Full-time and seasonal veterinarians, and animal keepers care for the animals with help from national and international volunteers. The animals’ diets are carefully managed to meet specific nutritional needs, and they are provided with environmental enrichment daily to keep them stimulated and help them develop natural behaviors.
Parque Machía is home to many mammals, birds and reptiles. Several management systems have been developed in order to provide an optimum quality of life for each individual according to its needs. Protocols have also been created to ensure the safety of personnel and animals. The management systems are as follows:
Many free animals live in the protected wild area of Parque Machía; some naturally and others that have been released by CIWY. We have released many groups of capuchin monkeys over time, and they have adapted to living freely in Machía. They are independent groups that we monitor remotely to assess their reintroduction.
This system was developed for animals that cannot be released because they depend on the staff for food and protection. Even though they are not completely independent, they can still enjoy being free. Some semi-free animals eventually regain the survival skills needed to be fully released, while others remain in this system for life.
The runner system is ideal for monkeys with a certain degree of social skills and who allow direct management from volunteers and staff. They spend their days in large runners, where they have a greater area to move around freely and to interact with other monkeys. This encourages social behaviors that help create bonds between the individuals of the group and it reduces stress levels. At night, they are protected in enclosures or cages. Depending on the animal’s behavior, this system takes place with or without direct contact with people.
The final goal of this system is the formation of stable troops, which can then be released into the wild. This cannot always be achieved, due to the lack of social skills of some of the individuals.
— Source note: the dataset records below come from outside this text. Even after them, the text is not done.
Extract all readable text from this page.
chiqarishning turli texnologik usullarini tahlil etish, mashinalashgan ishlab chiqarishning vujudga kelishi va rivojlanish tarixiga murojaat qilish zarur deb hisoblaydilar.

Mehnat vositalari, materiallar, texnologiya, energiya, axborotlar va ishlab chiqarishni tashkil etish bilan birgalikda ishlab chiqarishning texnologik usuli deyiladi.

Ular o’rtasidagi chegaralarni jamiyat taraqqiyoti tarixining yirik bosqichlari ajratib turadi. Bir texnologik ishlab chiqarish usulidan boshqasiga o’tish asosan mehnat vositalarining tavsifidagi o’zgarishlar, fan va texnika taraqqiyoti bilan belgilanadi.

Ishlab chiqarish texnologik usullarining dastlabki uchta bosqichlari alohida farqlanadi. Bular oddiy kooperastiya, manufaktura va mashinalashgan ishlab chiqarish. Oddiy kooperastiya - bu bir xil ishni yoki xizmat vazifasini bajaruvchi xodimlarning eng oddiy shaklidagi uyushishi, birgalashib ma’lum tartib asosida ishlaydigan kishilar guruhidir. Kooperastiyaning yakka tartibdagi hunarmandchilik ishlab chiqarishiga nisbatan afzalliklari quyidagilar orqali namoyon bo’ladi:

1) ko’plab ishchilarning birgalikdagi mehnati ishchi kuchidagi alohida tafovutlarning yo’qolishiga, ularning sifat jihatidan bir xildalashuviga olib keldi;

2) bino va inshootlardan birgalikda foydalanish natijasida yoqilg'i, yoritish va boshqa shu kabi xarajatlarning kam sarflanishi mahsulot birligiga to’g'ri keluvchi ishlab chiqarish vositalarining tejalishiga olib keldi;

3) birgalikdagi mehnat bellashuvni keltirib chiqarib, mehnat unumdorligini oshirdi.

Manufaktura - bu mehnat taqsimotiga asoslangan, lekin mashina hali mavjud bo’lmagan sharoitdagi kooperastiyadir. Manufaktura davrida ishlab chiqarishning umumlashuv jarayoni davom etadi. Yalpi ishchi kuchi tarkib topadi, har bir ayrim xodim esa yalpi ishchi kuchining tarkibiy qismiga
Even when it is not possible to form a stable group that can be released, we encourage natural social behaviors, as they are very important for the welfare of the animals.
Some animals live entirely in enclosures, adapted to their species. Many of these animals lack social skills, which prevents them from living in groups, while others belong to solitary species. Direct contact is not possible with these animals, neither with staff nor with individuals of their species. We offer them daily environmental enrichment to promote natural behaviors and we implement programs to promote social behavior (if it’s appropriate for the species).
Comunidad Inti Wara Yassi (CIWY) is a Bolivian Non-Governmental Organisation engaged in protecting wildlife rescued from illegal trafficking and the conservation of ecosystems. Across its three wildlife sanctuaries, CIWY has cared for thousands of animals over the years, providing for them a better quality of life and a future in their natural habitat. CIWY has been in operation since 1992 and is today recognised internationally for its work in wildlife care and rehabilitation.
Part of the extended CIWY family are Friends of Inti Wara Yassi UK and Friends of Inti Wara Yassi Australia, two international nonprofits founded and run by former volunteers to facilitate fundraising and permit tax-deductible donations for British and Australian taxpayers.